El episodio de calor extremo se produjo a finales de junio y estuvo marcado por temperaturas inusualmente altas en gran parte del territorio francés, lo que obligó a emitir alertas meteorológicas generalizadas. Las autoridades ya venían advirtiendo sobre el riesgo que este tipo de fenómenos representa, sobre todo para personas mayores y pacientes con enfermedades preexistentes.

En declaraciones a la cadena TF1, Rist explicó que el cálculo surge del análisis de los certificados electrónicos de defunción, que representan alrededor del 60 % del total emitido en esa semana. Aun con esa cobertura parcial, el exceso de mortalidad es significativo y revela la fragilidad de los sistemas de salud y cuidados frente a las olas de calor cada vez más frecuentes asociadas al cambio climático.
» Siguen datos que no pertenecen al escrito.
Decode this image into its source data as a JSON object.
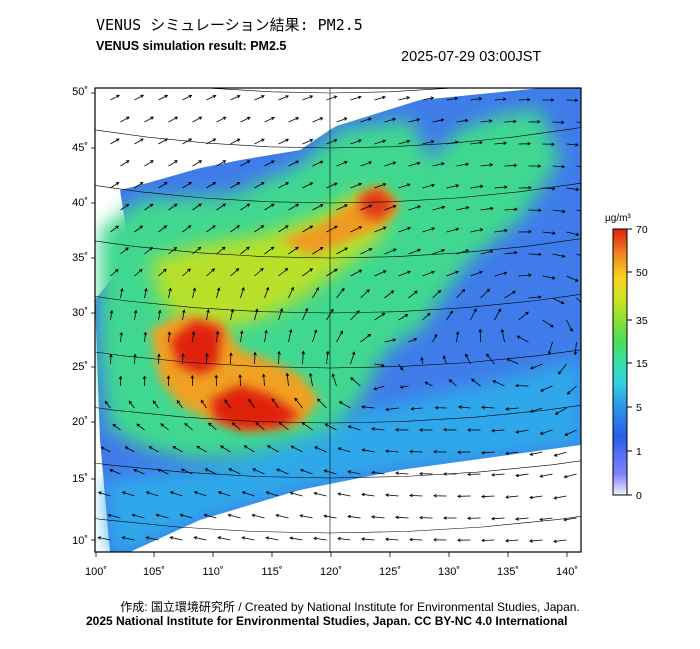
{
  "header": {
    "title_ja": "VENUS シミュレーション結果: PM2.5",
    "title_en": "VENUS simulation result: PM2.5",
    "timestamp": "2025-07-29 03:00JST"
  },
  "axes": {
    "lat_labels": [
      "50˚",
      "45˚",
      "40˚",
      "35˚",
      "30˚",
      "25˚",
      "20˚",
      "15˚",
      "10˚"
    ],
    "lon_labels": [
      "100˚",
      "105˚",
      "110˚",
      "115˚",
      "120˚",
      "125˚",
      "130˚",
      "135˚",
      "140˚"
    ],
    "lat_values": [
      50,
      45,
      40,
      35,
      30,
      25,
      20,
      15,
      10
    ],
    "lon_values": [
      100,
      105,
      110,
      115,
      120,
      125,
      130,
      135,
      140
    ]
  },
  "colorbar": {
    "unit": "µg/m³",
    "tick_labels": [
      "70",
      "50",
      "35",
      "15",
      "5",
      "1",
      "0"
    ],
    "colors": [
      "#e8e8f8",
      "#7070ff",
      "#2a5ee8",
      "#2b9bea",
      "#2fd0e0",
      "#37e0a5",
      "#4ddc5a",
      "#8fe032",
      "#d0e424",
      "#f8d020",
      "#f8a020",
      "#f06018",
      "#e02010"
    ]
  },
  "footer": {
    "credit": "作成: 国立環境研究所 / Created by National Institute for Environmental Studies, Japan.",
    "copyright": "2025 National Institute for Environmental Studies, Japan. CC BY-NC 4.0 International"
  },
  "colors": {
    "frame": "#000000",
    "grid": "#000000",
    "high_pm": "#e02010",
    "low_pm": "#2a5ee8"
  }
}
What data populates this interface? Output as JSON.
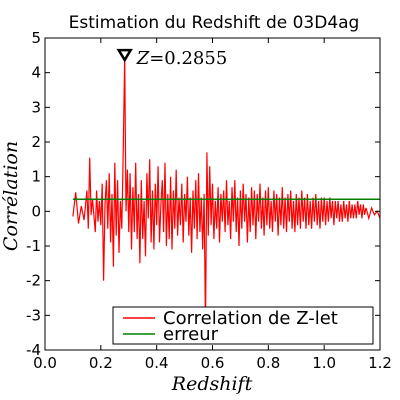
{
  "chart_data": {
    "type": "line",
    "title": "Estimation du Redshift de 03D4ag",
    "xlabel": "Redshift",
    "ylabel": "Corrélation",
    "xlim": [
      0.0,
      1.2
    ],
    "ylim": [
      -4,
      5
    ],
    "xticks": [
      "0.0",
      "0.2",
      "0.4",
      "0.6",
      "0.8",
      "1.0",
      "1.2"
    ],
    "yticks": [
      "-4",
      "-3",
      "-2",
      "-1",
      "0",
      "1",
      "2",
      "3",
      "4",
      "5"
    ],
    "legend_position": "bottom-right",
    "annotation": {
      "label": "Z",
      "value": "=0.2855",
      "x": 0.2855,
      "y": 4.45
    },
    "series": [
      {
        "name": "Correlation de Z-let",
        "color": "#ff0000",
        "points": [
          [
            0.1,
            -0.15
          ],
          [
            0.11,
            0.55
          ],
          [
            0.12,
            -0.35
          ],
          [
            0.13,
            0.15
          ],
          [
            0.14,
            -0.25
          ],
          [
            0.15,
            0.6
          ],
          [
            0.155,
            -0.5
          ],
          [
            0.16,
            1.55
          ],
          [
            0.165,
            -0.1
          ],
          [
            0.17,
            0.35
          ],
          [
            0.18,
            -0.6
          ],
          [
            0.185,
            0.6
          ],
          [
            0.19,
            -0.3
          ],
          [
            0.195,
            0.3
          ],
          [
            0.2,
            -0.4
          ],
          [
            0.205,
            0.8
          ],
          [
            0.21,
            -2.0
          ],
          [
            0.215,
            0.2
          ],
          [
            0.22,
            0.9
          ],
          [
            0.225,
            -0.5
          ],
          [
            0.23,
            1.1
          ],
          [
            0.235,
            -0.9
          ],
          [
            0.24,
            0.5
          ],
          [
            0.245,
            -1.6
          ],
          [
            0.25,
            1.4
          ],
          [
            0.255,
            -0.7
          ],
          [
            0.26,
            0.9
          ],
          [
            0.265,
            -1.2
          ],
          [
            0.27,
            0.3
          ],
          [
            0.275,
            -0.5
          ],
          [
            0.28,
            1.7
          ],
          [
            0.2855,
            4.45
          ],
          [
            0.29,
            0.0
          ],
          [
            0.295,
            1.2
          ],
          [
            0.3,
            -0.6
          ],
          [
            0.305,
            1.1
          ],
          [
            0.31,
            -1.1
          ],
          [
            0.315,
            0.7
          ],
          [
            0.32,
            -0.6
          ],
          [
            0.325,
            1.4
          ],
          [
            0.33,
            -0.8
          ],
          [
            0.335,
            0.5
          ],
          [
            0.34,
            -1.5
          ],
          [
            0.345,
            0.9
          ],
          [
            0.35,
            -0.8
          ],
          [
            0.355,
            0.3
          ],
          [
            0.36,
            -1.3
          ],
          [
            0.365,
            1.1
          ],
          [
            0.37,
            -0.2
          ],
          [
            0.375,
            1.5
          ],
          [
            0.38,
            -0.9
          ],
          [
            0.385,
            0.6
          ],
          [
            0.39,
            -1.1
          ],
          [
            0.395,
            0.8
          ],
          [
            0.4,
            -0.4
          ],
          [
            0.405,
            1.3
          ],
          [
            0.41,
            -0.9
          ],
          [
            0.415,
            0.2
          ],
          [
            0.42,
            0.9
          ],
          [
            0.425,
            -0.6
          ],
          [
            0.43,
            1.4
          ],
          [
            0.435,
            -1.0
          ],
          [
            0.44,
            0.5
          ],
          [
            0.445,
            -0.8
          ],
          [
            0.45,
            1.0
          ],
          [
            0.455,
            -1.1
          ],
          [
            0.46,
            0.6
          ],
          [
            0.465,
            -0.5
          ],
          [
            0.47,
            1.2
          ],
          [
            0.475,
            -0.7
          ],
          [
            0.48,
            0.4
          ],
          [
            0.485,
            -0.4
          ],
          [
            0.49,
            0.8
          ],
          [
            0.495,
            -0.9
          ],
          [
            0.5,
            0.5
          ],
          [
            0.505,
            -0.3
          ],
          [
            0.51,
            1.0
          ],
          [
            0.515,
            -0.7
          ],
          [
            0.52,
            0.4
          ],
          [
            0.525,
            -1.2
          ],
          [
            0.53,
            0.6
          ],
          [
            0.535,
            -0.5
          ],
          [
            0.54,
            0.9
          ],
          [
            0.545,
            -0.8
          ],
          [
            0.55,
            1.1
          ],
          [
            0.555,
            -0.6
          ],
          [
            0.56,
            0.4
          ],
          [
            0.565,
            -1.1
          ],
          [
            0.57,
            0.5
          ],
          [
            0.575,
            -3.4
          ],
          [
            0.58,
            1.7
          ],
          [
            0.585,
            -0.7
          ],
          [
            0.59,
            1.3
          ],
          [
            0.595,
            -0.4
          ],
          [
            0.6,
            0.8
          ],
          [
            0.605,
            -0.8
          ],
          [
            0.61,
            0.3
          ],
          [
            0.615,
            -0.5
          ],
          [
            0.62,
            0.7
          ],
          [
            0.625,
            -0.9
          ],
          [
            0.63,
            0.5
          ],
          [
            0.635,
            -0.3
          ],
          [
            0.64,
            0.6
          ],
          [
            0.645,
            -0.6
          ],
          [
            0.65,
            0.9
          ],
          [
            0.655,
            -0.4
          ],
          [
            0.66,
            0.3
          ],
          [
            0.665,
            -0.8
          ],
          [
            0.67,
            0.7
          ],
          [
            0.675,
            -0.3
          ],
          [
            0.68,
            0.9
          ],
          [
            0.685,
            -0.6
          ],
          [
            0.69,
            0.4
          ],
          [
            0.695,
            -1.0
          ],
          [
            0.7,
            0.6
          ],
          [
            0.705,
            -0.5
          ],
          [
            0.71,
            0.8
          ],
          [
            0.715,
            -0.3
          ],
          [
            0.72,
            0.5
          ],
          [
            0.725,
            -0.9
          ],
          [
            0.73,
            0.4
          ],
          [
            0.735,
            -0.6
          ],
          [
            0.74,
            0.7
          ],
          [
            0.745,
            -0.4
          ],
          [
            0.75,
            0.6
          ],
          [
            0.755,
            -0.8
          ],
          [
            0.76,
            0.5
          ],
          [
            0.765,
            -0.3
          ],
          [
            0.77,
            0.8
          ],
          [
            0.775,
            -0.5
          ],
          [
            0.78,
            0.4
          ],
          [
            0.785,
            -0.7
          ],
          [
            0.79,
            0.6
          ],
          [
            0.795,
            -0.4
          ],
          [
            0.8,
            0.7
          ],
          [
            0.805,
            -0.5
          ],
          [
            0.81,
            0.3
          ],
          [
            0.815,
            -0.6
          ],
          [
            0.82,
            0.6
          ],
          [
            0.825,
            -0.3
          ],
          [
            0.83,
            0.5
          ],
          [
            0.835,
            -0.7
          ],
          [
            0.84,
            0.4
          ],
          [
            0.845,
            -0.4
          ],
          [
            0.85,
            0.7
          ],
          [
            0.855,
            -0.5
          ],
          [
            0.86,
            0.4
          ],
          [
            0.865,
            -0.6
          ],
          [
            0.87,
            0.5
          ],
          [
            0.875,
            -0.3
          ],
          [
            0.88,
            0.6
          ],
          [
            0.885,
            -0.5
          ],
          [
            0.89,
            0.3
          ],
          [
            0.895,
            -0.6
          ],
          [
            0.9,
            0.5
          ],
          [
            0.905,
            -0.4
          ],
          [
            0.91,
            0.4
          ],
          [
            0.915,
            -0.5
          ],
          [
            0.92,
            0.6
          ],
          [
            0.925,
            -0.3
          ],
          [
            0.93,
            0.4
          ],
          [
            0.935,
            -0.5
          ],
          [
            0.94,
            0.5
          ],
          [
            0.945,
            -0.4
          ],
          [
            0.95,
            0.3
          ],
          [
            0.955,
            -0.5
          ],
          [
            0.96,
            0.4
          ],
          [
            0.965,
            -0.3
          ],
          [
            0.97,
            0.5
          ],
          [
            0.975,
            -0.4
          ],
          [
            0.98,
            0.3
          ],
          [
            0.985,
            -0.5
          ],
          [
            0.99,
            0.4
          ],
          [
            0.995,
            -0.3
          ],
          [
            1.0,
            0.4
          ],
          [
            1.005,
            -0.4
          ],
          [
            1.01,
            0.3
          ],
          [
            1.015,
            -0.3
          ],
          [
            1.02,
            0.4
          ],
          [
            1.025,
            -0.2
          ],
          [
            1.03,
            0.3
          ],
          [
            1.035,
            -0.4
          ],
          [
            1.04,
            0.3
          ],
          [
            1.045,
            -0.2
          ],
          [
            1.05,
            0.3
          ],
          [
            1.055,
            -0.3
          ],
          [
            1.06,
            0.2
          ],
          [
            1.065,
            -0.3
          ],
          [
            1.07,
            0.3
          ],
          [
            1.075,
            -0.2
          ],
          [
            1.08,
            0.2
          ],
          [
            1.085,
            -0.3
          ],
          [
            1.09,
            0.3
          ],
          [
            1.095,
            -0.2
          ],
          [
            1.1,
            0.2
          ],
          [
            1.105,
            -0.2
          ],
          [
            1.11,
            0.2
          ],
          [
            1.115,
            -0.2
          ],
          [
            1.12,
            0.3
          ],
          [
            1.125,
            -0.1
          ],
          [
            1.13,
            0.2
          ],
          [
            1.135,
            -0.2
          ],
          [
            1.14,
            0.2
          ],
          [
            1.145,
            -0.1
          ],
          [
            1.15,
            0.1
          ],
          [
            1.16,
            -0.2
          ],
          [
            1.17,
            0.1
          ],
          [
            1.18,
            -0.1
          ],
          [
            1.19,
            0.0
          ],
          [
            1.2,
            -0.2
          ]
        ]
      },
      {
        "name": "erreur",
        "color": "#008000",
        "points": [
          [
            0.1,
            0.35
          ],
          [
            1.2,
            0.35
          ]
        ]
      }
    ]
  }
}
Aumento de muertes en los hogares y grupos de mayor riesgo

Uno de los datos que más preocupa al Ministerio de Salud francés es el incremento de las muertes ocurridas en domicilios particulares: según Rist, estos fallecimientos aumentaron 91 % respecto de la semana anterior. El fenómeno se observó sobre todo entre personas mayores de 45 años, un grupo que, si bien no integra exclusivamente a adultos mayores, concentra a buena parte de la población con factores de riesgo.

Especialistas en salud pública recuerdan que las olas de calor pueden agravar cuadros cardiovasculares y respiratorios, además de provocar deshidratación severa y golpes de calor. El impacto suele ser mayor en viviendas mal ventiladas, sin acceso a aire acondicionado o donde las personas viven solas y tardan más en recibir ayuda.

Calor extremo y cambio climático: una amenaza en aumento

Francia acumula ya varios episodios de calor extremo en los últimos años, con antecedentes trágicos como la ola de calor de 2003, que dejó miles de muertos adicionales y marcó un antes y un después en las políticas de prevención europeas. Sin embargo, los datos recientes muestran que el problema persiste y se profundiza.

  • Emisión de alertas por altas temperaturas en gran parte del país.
  • Exceso de 2.025 muertes en una sola semana, según el relevamiento preliminar.
  • 91 % de aumento de muertes en hogares, con énfasis en mayores de 45 años.
  • Dependencia de los certificados electrónicos, que hoy cubren el 60 % de los decesos.

“La cifra sin duda será revisada al alza”, advirtió la ministra de Salud francesa, Stéphanie Rist, al remarcar la gravedad del impacto de la ola de calor.

Mientras avanzan los análisis finales, el gobierno francés evalúa reforzar los planes de contingencia frente al calor extremo, con campañas de prevención, seguimiento de personas vulnerables y coordinación entre servicios meteorológicos y sanitarios. El caso vuelve a instalar el debate global sobre cómo adaptarse a un clima cada vez más hostil y reducir los daños sobre la salud pública.